First start off by writing a reaction of where this would be taking place. You are given in the problem that you Al2O3 will be extracted so this gives you a clue that this may likely be on the product side of the reaction.

So if you write and equation where the Al2O3 is a product you would have a replacement type reaction where many times a metal is reacting with Oxygen to some level and then one metal is replacing the other metal.

Then you were given in the problem that you have 250g of the FeO, iron oxide and because it indicates from you can conclude that this species is more than likely on the reactant side.

So you would have to write it out in balance form, basically coming up with a balance reaction of what this would look like:

FeO + Al+3 -----> Al2O3 + Fe+2

You would have to make this balanced:

For the molecule Al2O3 there is no net charge so Al would have to take on an oxidation number of 3 or charge of +3. Oxygen rarely takes on anything other than -2 for charge and even for oxidation number. for this to be a balanced and no net charge molecule.

Fe has a 2+ charge

Al has a 3+ charge

and

O has a -2 charge

So these elements would have to come together in a way in which there would be no net charge.

Now you can write a balanced equation:

If you put the following coeffients in front of each species of the product and reactant side:

3FeO + 2Al+3 -----> Al2O3 + 3Fe+2

3 Fe on both sides

3 O on both sides

and

2 Al on both sides

From this equation you can see how all the species on the reactant and product side interact with each other.

3 moles of FeO react with 2 moles of Al+3

250g of FeO react with how many grams of Al+3

3.4797 mol of FeO how many moles of this would be equvalent for Al+3?

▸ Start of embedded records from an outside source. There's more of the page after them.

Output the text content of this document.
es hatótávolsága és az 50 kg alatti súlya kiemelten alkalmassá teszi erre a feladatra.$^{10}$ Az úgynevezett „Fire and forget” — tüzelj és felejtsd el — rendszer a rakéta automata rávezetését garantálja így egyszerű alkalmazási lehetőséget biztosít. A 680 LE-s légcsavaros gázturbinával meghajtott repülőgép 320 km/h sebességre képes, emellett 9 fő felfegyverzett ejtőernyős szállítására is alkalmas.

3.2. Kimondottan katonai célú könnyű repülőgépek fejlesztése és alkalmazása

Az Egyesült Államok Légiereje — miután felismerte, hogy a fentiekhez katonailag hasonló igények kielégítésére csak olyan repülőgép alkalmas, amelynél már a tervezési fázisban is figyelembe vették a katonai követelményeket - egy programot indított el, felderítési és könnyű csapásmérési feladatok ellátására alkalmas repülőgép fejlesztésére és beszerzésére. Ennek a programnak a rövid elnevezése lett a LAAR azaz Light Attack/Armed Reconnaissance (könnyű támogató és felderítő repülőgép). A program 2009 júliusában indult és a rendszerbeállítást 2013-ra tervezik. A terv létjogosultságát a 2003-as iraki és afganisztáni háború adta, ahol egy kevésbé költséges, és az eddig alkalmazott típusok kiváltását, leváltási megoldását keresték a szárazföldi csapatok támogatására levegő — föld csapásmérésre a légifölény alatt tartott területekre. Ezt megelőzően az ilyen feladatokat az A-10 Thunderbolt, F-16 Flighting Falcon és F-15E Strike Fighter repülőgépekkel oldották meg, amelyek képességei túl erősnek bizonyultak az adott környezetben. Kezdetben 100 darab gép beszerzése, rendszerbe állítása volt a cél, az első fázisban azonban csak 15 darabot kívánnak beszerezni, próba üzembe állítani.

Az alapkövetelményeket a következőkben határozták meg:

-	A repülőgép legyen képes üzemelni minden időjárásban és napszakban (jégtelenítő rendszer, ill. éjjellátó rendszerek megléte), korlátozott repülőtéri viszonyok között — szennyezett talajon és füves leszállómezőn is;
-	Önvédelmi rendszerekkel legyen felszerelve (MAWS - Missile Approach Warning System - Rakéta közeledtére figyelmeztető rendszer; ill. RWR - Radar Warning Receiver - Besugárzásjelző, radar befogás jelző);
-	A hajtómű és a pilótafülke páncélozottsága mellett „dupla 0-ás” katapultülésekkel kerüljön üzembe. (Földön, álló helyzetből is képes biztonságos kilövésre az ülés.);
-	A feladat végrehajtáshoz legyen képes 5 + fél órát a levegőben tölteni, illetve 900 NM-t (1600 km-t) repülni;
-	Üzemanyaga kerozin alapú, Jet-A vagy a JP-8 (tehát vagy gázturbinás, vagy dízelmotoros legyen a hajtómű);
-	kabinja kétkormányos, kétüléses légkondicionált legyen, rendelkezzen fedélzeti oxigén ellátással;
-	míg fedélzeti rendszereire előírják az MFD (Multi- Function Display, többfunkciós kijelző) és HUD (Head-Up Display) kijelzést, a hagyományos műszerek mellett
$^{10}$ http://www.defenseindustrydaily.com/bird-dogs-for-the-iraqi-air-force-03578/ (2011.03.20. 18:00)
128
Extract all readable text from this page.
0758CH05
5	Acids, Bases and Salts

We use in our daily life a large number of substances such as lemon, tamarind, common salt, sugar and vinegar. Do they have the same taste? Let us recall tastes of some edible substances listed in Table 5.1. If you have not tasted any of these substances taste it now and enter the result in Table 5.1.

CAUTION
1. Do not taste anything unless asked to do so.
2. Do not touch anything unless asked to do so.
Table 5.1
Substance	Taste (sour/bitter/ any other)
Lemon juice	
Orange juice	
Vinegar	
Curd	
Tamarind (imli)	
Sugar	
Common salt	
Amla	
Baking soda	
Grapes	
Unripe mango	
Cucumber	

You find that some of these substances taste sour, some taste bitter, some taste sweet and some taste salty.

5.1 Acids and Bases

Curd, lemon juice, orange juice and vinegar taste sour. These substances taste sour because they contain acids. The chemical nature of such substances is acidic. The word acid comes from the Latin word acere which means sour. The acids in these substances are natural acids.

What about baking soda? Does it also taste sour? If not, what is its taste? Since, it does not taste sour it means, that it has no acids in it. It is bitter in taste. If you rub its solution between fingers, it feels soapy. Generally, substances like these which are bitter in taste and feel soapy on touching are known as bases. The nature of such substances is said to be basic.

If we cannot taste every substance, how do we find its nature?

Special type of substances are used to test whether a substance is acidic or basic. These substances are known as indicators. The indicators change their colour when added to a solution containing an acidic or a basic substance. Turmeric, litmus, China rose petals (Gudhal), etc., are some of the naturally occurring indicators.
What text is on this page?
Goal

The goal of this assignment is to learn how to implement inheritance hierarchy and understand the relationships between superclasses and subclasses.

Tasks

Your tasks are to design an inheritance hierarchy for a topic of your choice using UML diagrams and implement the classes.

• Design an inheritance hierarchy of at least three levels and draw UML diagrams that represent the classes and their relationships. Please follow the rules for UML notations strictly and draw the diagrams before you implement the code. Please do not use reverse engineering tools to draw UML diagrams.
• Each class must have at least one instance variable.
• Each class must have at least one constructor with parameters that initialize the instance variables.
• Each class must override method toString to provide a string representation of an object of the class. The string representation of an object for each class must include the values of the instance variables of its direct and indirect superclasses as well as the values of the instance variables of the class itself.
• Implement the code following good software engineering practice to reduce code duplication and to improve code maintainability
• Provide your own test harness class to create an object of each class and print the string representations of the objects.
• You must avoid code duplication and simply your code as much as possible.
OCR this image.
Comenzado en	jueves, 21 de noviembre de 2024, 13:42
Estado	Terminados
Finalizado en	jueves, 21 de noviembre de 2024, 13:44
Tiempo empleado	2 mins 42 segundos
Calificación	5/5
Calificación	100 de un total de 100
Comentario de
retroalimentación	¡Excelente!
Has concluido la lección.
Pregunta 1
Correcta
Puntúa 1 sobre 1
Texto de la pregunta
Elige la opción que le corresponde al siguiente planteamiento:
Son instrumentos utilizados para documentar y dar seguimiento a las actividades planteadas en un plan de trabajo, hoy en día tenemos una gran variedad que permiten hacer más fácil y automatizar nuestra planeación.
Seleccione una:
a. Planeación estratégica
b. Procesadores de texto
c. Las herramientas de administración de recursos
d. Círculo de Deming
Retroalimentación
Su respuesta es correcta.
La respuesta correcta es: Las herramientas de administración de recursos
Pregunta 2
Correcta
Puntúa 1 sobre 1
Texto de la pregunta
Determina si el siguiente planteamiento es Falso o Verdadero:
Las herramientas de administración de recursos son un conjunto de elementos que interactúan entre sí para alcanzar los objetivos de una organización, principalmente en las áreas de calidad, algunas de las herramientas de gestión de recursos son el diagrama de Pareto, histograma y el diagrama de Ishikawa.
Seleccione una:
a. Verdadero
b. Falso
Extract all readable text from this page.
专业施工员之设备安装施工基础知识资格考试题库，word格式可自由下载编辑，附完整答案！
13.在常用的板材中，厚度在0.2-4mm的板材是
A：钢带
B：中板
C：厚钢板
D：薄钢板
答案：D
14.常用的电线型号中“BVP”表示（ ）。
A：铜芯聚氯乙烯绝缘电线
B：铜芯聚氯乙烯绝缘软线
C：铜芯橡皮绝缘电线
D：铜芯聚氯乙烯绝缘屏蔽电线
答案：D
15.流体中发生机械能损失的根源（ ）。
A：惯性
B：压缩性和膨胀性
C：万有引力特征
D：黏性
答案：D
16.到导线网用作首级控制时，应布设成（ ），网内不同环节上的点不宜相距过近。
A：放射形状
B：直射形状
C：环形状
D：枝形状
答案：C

3 mol FeO -------> 2 moles Al+3

3.4797 FeO --------X moles Al+3

cross multiply divide and solve for x:

3x = 2(3.4797)

x= 2(3.4797)/3 = 2.3198 moles of Al+3

If trying to determine the limiting reactant you can take the moles derived from the problem of each species on the reactant side and divide it by the coeffecient in the balanced equation:

FeO: 3.4797/3 = 1.1599

Al+3: 2.3198/2 = 1.1599

They both have the same moles-given-from-problem-to-coeffecient ratio, so you might as well proceed the reaction with the grams you were given from FeO which is 250.g

now that you have a BALANCED equation you can see what was yielded or extracted from the reactants given.

If you were not given grams for the Al weighted out in the reaction and only given the grams for the FeO you would use those grams the 250g to figure out how much Al2O3 would be yielded or extracted.

You could convert the 250g of the FeO to moles.

FeO atomic weight is 55.845 + 16 = 71.845g/mol

250 g of FeO x 1mol/71.845 g = 3.4797 mol

now using the balanced equation and the coeffecients infront of each species on the reactant and product side, find out how much can be be yielded or extracted:

3FeO + 2Al+3 -----> Al2O3 + 3Fe+2

3 moles of FeO react with or react to produce 1 mole of Al2O3. There is an invisble 1 infront of the Al2O3 in the balance equation reaction:

3molesFeO ------>1molesAl2O3

3.4797molesFeO--------> XAl2O3

Now you can cross multiply and divide and solve for X:

3X= 3.4797

X= 3.4797/3 = 1.1599 moles of the Al2O3

should we stop here? No.

It wants our answer in grams.

take the atomic weight of Al2O3 and find the grams from this many moles: 1.1599

atomic weight for Al2O3 is:

Al 26.98 x 2= 53.96

O 16 x 3 = 48

101.96g/mol

1.1599 mol x 101.96g/mol

moles will cancel moles top to bottom and you will have your grams at: 118.26g but to 3 significant figures 118 g.of Al2O3.